This 2.5-mile Hike Is One of Our Favorites
When people to come to Acadia, they mostly think of the mountains, the Park Loop Road, lobster, the lighthouse and did we say lobster?
But one of our favorite mellow walks has nothing to do with any of these things—unless you bring a lobster roll with you.
The Breakneck Road takes a 2.5 mile stroll from the Hull’s Cove Visitor Center and terminates at the Eagle Lake Road, close to the park’s staff headquarters. Massive sugar maples and oaks prove lovely sentinels on the path. Ferns and wintergreen tiptoe around the gravel walk as well.
It’s lovely.
It’s chill.
It’s part of Acadia National Park.
You might see a porcupine or two, so leash your dogs, okay?
It was also once the site of an eagle attack.

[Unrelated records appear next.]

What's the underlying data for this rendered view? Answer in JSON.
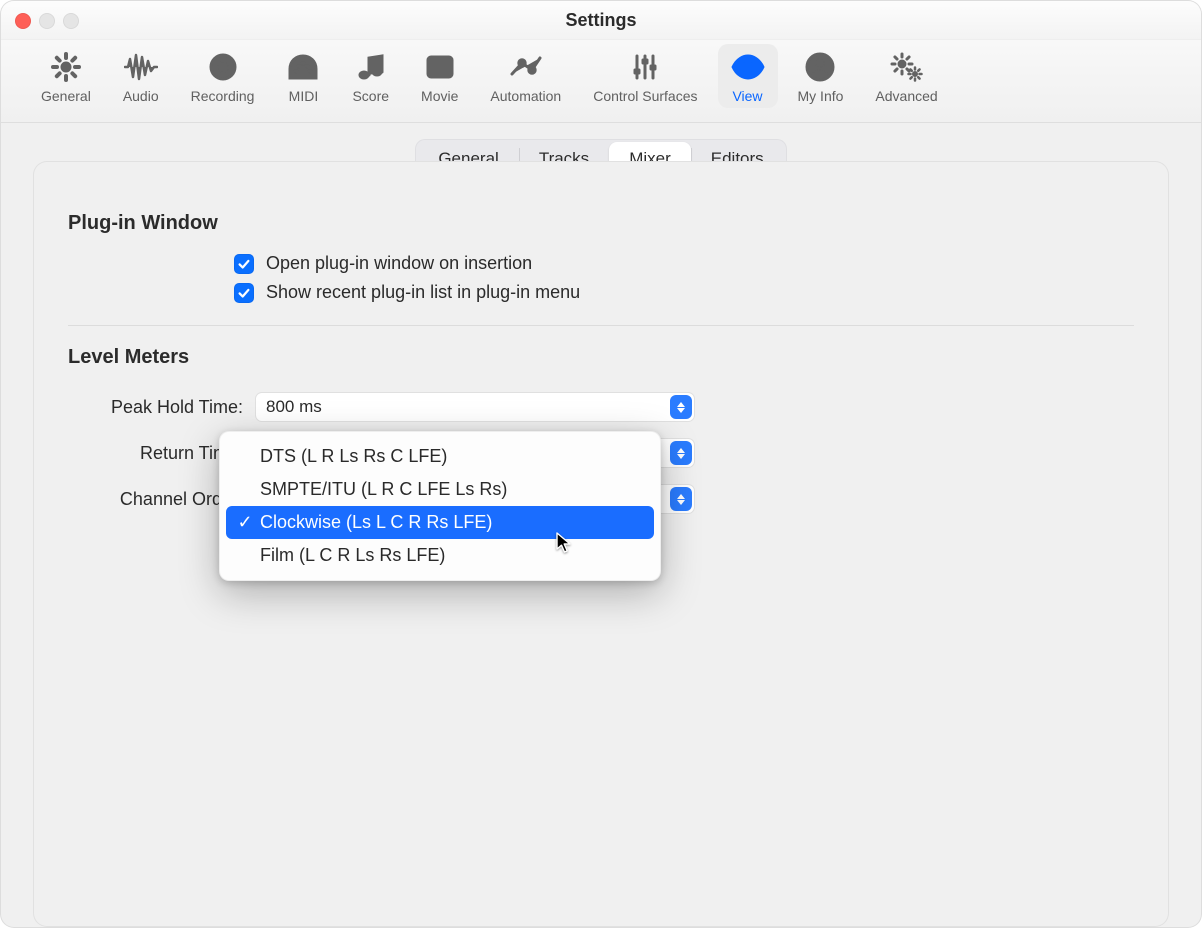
{
  "window": {
    "title": "Settings"
  },
  "toolbar": [
    {
      "id": "general",
      "label": "General"
    },
    {
      "id": "audio",
      "label": "Audio"
    },
    {
      "id": "recording",
      "label": "Recording"
    },
    {
      "id": "midi",
      "label": "MIDI"
    },
    {
      "id": "score",
      "label": "Score"
    },
    {
      "id": "movie",
      "label": "Movie"
    },
    {
      "id": "automation",
      "label": "Automation"
    },
    {
      "id": "control-surfaces",
      "label": "Control Surfaces"
    },
    {
      "id": "view",
      "label": "View",
      "active": true
    },
    {
      "id": "my-info",
      "label": "My Info"
    },
    {
      "id": "advanced",
      "label": "Advanced"
    }
  ],
  "subtabs": {
    "items": [
      "General",
      "Tracks",
      "Mixer",
      "Editors"
    ],
    "selected": "Mixer"
  },
  "sections": {
    "plugin_window": {
      "title": "Plug-in Window",
      "rows": [
        {
          "checked": true,
          "label": "Open plug-in window on insertion"
        },
        {
          "checked": true,
          "label": "Show recent plug-in list in plug-in menu"
        }
      ]
    },
    "level_meters": {
      "title": "Level Meters",
      "fields": [
        {
          "label": "Peak Hold Time:",
          "value": "800 ms"
        },
        {
          "label": "Return Time:",
          "value": ""
        },
        {
          "label": "Channel Order:",
          "value": ""
        }
      ]
    }
  },
  "channel_order_menu": {
    "open": true,
    "highlight_index": 2,
    "items": [
      "DTS (L R Ls Rs C LFE)",
      "SMPTE/ITU (L R C LFE Ls Rs)",
      "Clockwise (Ls L C R Rs LFE)",
      "Film (L C R Ls Rs LFE)"
    ]
  }
}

According to a 1928 copy of the Ellsworth American, a Hull’s Cove man, Raymon Hanscom, had to snatch an axe from a truck and beat off an eagle who was attacking him.
The blacksmith was left with “painful flesh wounds about his head and face, his nose and chin being badly lacerated” after the noon time attack.

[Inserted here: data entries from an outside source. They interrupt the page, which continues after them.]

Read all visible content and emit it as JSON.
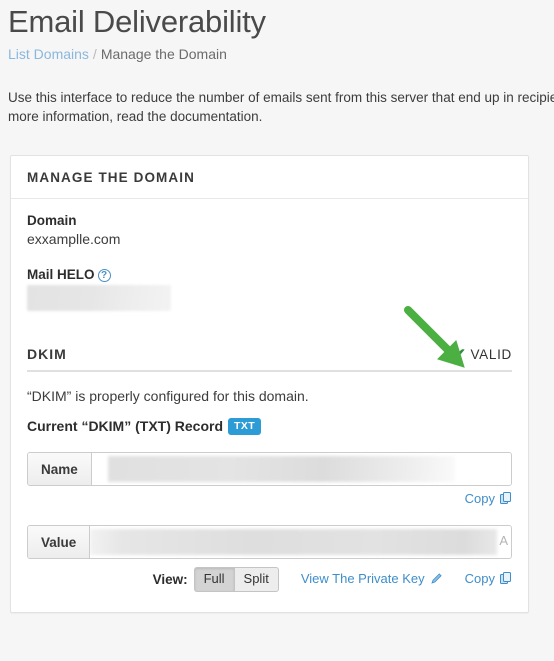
{
  "header": {
    "title": "Email Deliverability",
    "breadcrumb": {
      "link_label": "List Domains",
      "separator": "/",
      "current_label": "Manage the Domain"
    },
    "intro": "Use this interface to reduce the number of emails sent from this server that end up in recipients' spam folders. For more information, read the documentation."
  },
  "card": {
    "header_title": "Manage the Domain",
    "domain": {
      "label": "Domain",
      "value": "exxamplle.com"
    },
    "mail_helo": {
      "label": "Mail HELO",
      "help_icon_glyph": "?",
      "value": ""
    }
  },
  "dkim": {
    "section_title": "DKIM",
    "status_label": "VALID",
    "status_check_glyph": "✔",
    "status_color": "#2f8f3e",
    "description": "“DKIM” is properly configured for this domain.",
    "record_title": "Current “DKIM” (TXT) Record",
    "record_badge": "TXT",
    "badge_color": "#2d9cd6",
    "name_row": {
      "addon_label": "Name",
      "value": "",
      "copy_label": "Copy"
    },
    "value_row": {
      "addon_label": "Value",
      "value": "",
      "value_tail_glyph": "A",
      "copy_label": "Copy"
    },
    "view_controls": {
      "label": "View:",
      "options": [
        "Full",
        "Split"
      ],
      "selected": "Full"
    },
    "private_key_link": "View The Private Key"
  },
  "annotation": {
    "arrow_color": "#4caf42",
    "points_to": "VALID"
  },
  "colors": {
    "page_background": "#f6f6f6",
    "card_background": "#ffffff",
    "link": "#3f8ecb",
    "breadcrumb_link": "#8ab8dd"
  }
}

He’d drive to get some wood. Then, “the eagle flew down upon the windshield of the car and when Mr. Hanscom tried to dislodge it, the bird attacked the man savagely.”

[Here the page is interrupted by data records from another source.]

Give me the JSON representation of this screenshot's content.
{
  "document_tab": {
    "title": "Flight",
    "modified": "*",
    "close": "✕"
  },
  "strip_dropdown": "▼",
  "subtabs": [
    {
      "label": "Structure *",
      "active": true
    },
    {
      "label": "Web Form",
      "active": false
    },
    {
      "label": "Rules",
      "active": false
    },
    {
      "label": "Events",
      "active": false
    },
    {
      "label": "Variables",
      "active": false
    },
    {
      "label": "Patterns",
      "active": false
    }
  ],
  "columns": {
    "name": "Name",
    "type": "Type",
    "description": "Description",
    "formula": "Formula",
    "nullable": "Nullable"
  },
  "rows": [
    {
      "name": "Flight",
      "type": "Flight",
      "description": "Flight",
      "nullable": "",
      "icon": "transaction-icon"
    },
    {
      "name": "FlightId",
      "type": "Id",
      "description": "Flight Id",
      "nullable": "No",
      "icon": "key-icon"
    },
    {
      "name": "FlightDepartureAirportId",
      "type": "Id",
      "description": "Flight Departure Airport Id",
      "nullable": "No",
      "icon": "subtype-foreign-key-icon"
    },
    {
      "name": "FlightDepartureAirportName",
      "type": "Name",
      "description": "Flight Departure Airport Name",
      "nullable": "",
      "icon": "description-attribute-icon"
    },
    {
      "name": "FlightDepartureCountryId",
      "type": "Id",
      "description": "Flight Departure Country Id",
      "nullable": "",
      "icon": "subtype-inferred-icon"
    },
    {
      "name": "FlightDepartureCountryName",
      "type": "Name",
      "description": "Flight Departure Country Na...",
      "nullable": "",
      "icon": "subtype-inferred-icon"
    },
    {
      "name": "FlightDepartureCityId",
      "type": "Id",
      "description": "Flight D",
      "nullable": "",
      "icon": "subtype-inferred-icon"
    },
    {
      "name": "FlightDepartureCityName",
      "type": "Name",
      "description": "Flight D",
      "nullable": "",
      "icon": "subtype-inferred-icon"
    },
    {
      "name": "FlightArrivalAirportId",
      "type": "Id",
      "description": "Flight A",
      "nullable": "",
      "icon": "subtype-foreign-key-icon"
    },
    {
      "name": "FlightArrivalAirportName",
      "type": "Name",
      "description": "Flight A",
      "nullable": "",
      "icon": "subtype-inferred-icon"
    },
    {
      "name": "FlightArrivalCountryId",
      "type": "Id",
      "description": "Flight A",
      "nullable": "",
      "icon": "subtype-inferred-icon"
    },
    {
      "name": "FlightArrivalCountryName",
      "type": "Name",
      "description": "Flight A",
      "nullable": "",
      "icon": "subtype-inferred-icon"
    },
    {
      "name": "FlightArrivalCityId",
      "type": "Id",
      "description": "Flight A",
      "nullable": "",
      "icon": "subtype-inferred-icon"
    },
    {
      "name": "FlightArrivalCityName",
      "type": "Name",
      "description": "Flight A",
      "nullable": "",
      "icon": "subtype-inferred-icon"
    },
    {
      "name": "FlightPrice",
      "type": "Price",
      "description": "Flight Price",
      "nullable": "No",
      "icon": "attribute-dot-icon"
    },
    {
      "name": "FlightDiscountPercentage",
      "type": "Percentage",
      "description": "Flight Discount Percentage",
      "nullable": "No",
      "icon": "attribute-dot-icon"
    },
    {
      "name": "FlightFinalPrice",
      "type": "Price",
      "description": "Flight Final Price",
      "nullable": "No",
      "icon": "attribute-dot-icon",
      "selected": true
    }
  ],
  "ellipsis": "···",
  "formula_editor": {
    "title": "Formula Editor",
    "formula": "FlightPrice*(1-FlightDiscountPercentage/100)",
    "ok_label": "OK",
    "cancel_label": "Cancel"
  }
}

A vaguely similar event occurred, thirty-two years earlier on Great Meadow in Bar Harbor, the American reported.
HOW TO FIND IT
Maine By Foot has some great directions:
“The north trailhead is at the end of Breakneck Road, a short dead-end street off Route 3, just north of the Hulls Cove Entrance for the Park Loop Road. You can also park in the shoulder of Route 233 to access the southern trailhead. Look for the trail just west of the parking area for Eagle Lake and the nearby park carriage roads.”
WHAT IS GOING ON WITH THAT NAME?
In the 1800s, the road was for carriages, a major link from Hulls Cove to Northeast Harbor. There had been multiple accidents on a steep section near Breakneck Brook.
Davistown Museum writes, “In 1835, Brewer and John de Gilmore bought 6,144 acres, which included Cadillac Mountain, from the trustees of the William Bingham estate. This land later became part of Acadia National Park, which is traversed by the remnant of the ancient cross-island trail, including the Breakneck Road. When the great forest fire of 1947 swept through this area and destroyed much of Bar Harbor, water from the Breakneck Stream was used to save the Brewer Residence and several other buildings in Hulls Cove Village.”
Built in 1777, the road no longer hosts carriages or cars, but it is a lovely walk. There is a small parking area at one end. The Bar Harbor Town Council officially closed it in 1999 after multiple issues with ATVs. Bar Harbor owns the right of way beneath the path, but the road itself goes through Acadia National Park.